Research on trajectory tracking and lateral stability control of distributed electric drive intelligent vehicle

针对智能车辆在高速、低附着等极限工况下轨迹跟踪精度差,易出现侧滑、失稳等危险问题,基于分布式电驱动智能车辆,提出一种分层控制架构的轨迹跟踪算法。基于3自由度单轨车辆动力学模型建立了上层线性时变模型预测控制器(LTVMPC),通过滚动求解带约束的优化问题,得到最优前轮转角,同时由PID纵向驾驶员模型输出期望力矩实现车速跟踪。通过线性二次型调节器(LQR)设计了下层直接横摆力矩控制器,并根据垂直载荷优化分配方法,对计算得到的附加横摆力矩进行了力矩分配。最后,建立Carsim与Matlab/Simulink联合仿真平台,对所建轨迹跟踪控制的有效性进行了仿真分析。

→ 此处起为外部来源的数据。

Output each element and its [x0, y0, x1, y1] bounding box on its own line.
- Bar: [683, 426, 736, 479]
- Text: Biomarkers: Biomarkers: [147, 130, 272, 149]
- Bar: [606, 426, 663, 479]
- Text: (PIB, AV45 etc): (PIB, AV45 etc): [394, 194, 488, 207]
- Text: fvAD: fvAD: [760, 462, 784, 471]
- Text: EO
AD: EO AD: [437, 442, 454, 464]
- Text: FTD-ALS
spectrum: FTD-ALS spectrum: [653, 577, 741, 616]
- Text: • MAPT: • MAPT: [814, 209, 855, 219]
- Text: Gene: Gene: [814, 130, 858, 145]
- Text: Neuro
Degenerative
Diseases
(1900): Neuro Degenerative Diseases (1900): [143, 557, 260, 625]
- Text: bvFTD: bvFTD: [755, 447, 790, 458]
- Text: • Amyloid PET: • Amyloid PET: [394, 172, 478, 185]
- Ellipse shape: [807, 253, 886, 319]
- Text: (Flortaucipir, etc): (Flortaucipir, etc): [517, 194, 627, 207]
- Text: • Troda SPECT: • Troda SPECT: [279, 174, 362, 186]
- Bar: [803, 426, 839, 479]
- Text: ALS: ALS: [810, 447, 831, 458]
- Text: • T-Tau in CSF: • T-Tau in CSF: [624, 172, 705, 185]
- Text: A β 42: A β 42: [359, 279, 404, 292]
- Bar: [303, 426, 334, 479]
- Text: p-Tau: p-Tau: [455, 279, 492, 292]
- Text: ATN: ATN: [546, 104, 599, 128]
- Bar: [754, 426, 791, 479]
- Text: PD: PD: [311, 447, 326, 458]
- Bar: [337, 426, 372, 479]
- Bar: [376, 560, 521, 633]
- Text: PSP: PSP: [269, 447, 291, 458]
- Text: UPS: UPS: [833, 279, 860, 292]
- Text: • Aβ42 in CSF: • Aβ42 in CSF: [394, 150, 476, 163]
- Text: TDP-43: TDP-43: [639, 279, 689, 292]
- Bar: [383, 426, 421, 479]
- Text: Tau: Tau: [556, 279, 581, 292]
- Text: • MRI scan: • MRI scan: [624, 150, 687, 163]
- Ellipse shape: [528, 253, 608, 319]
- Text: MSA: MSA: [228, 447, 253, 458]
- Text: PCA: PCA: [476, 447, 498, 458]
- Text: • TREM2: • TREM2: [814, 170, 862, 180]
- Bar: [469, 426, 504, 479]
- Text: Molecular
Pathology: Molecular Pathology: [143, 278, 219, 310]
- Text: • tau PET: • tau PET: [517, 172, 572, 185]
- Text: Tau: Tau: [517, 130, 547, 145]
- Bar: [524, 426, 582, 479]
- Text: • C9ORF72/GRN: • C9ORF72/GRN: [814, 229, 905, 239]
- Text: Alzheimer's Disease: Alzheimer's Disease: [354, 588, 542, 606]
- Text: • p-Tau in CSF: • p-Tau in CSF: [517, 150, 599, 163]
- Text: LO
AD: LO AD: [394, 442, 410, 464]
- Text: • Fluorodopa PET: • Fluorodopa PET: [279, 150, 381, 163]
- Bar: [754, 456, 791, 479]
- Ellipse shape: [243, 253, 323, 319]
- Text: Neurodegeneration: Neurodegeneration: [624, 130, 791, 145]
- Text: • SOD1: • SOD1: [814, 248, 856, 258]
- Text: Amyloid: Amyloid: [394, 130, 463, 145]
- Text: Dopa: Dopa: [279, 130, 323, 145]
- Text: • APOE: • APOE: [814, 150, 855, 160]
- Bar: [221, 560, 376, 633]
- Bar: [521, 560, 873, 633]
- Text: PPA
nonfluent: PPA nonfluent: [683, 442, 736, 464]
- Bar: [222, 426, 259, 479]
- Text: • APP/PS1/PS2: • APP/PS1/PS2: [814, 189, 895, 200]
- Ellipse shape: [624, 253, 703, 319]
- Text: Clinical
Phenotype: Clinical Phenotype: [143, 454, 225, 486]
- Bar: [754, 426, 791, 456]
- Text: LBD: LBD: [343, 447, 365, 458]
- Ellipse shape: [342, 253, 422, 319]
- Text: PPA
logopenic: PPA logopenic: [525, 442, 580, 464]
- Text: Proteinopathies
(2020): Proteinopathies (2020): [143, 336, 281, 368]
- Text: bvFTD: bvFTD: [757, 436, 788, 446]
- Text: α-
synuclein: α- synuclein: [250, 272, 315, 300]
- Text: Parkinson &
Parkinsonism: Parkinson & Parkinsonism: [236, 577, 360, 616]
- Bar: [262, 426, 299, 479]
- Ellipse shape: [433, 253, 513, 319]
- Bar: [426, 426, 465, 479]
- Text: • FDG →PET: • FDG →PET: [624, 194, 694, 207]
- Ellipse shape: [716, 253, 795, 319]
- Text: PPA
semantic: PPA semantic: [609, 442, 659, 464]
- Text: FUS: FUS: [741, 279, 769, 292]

仿真结果表明:文中搭建的轨迹跟踪控制策略能显著改善分布式电驱动智能车辆在高速高附着与高速低附着路面的轨迹跟踪精度与横向稳定性。

To address the poor tracking accuracy,the high probability of sideslip and instability of intelligent vehicles in extreme working conditions with high speed and low adhesion,this paper proposes a layered control architecture trajectory tracking algorithm for distributed electric drive intelligent vehicles.Firstly,a Linear Time-Varying Model Predictive Control(LTVMPC)with varying degrees of freedom is built on the three-degree-of-freedom monorail vehicle dynamics model.LTVMPC is employed to solve the constrained optimization problem by rolling to obtain the optimal front wheel angle.In the meantime,the desired torque output of the PID longitudinal driver model is empolyed to achieve vehicle speed tracking.Secondly,a lower direct yaw moment controller is designed through Linear Quadratic Regulator(LQR)and the calculated additional yaw moment is distributedbased on vertical load optimization distribution method.Finally,the co-simulation platform of Carsim and Matlab/Simulink is built,and the effectiveness of the trajectory tracking control is simulated and analyzed.It is shown the trajectory tracking control strategy significantly improves the trajectory tracking accuracy and lateral stability of distributed electric drive intelligent vehicles on both high-speed&high adhesion road surfaces and high-speed&low adhesion ones.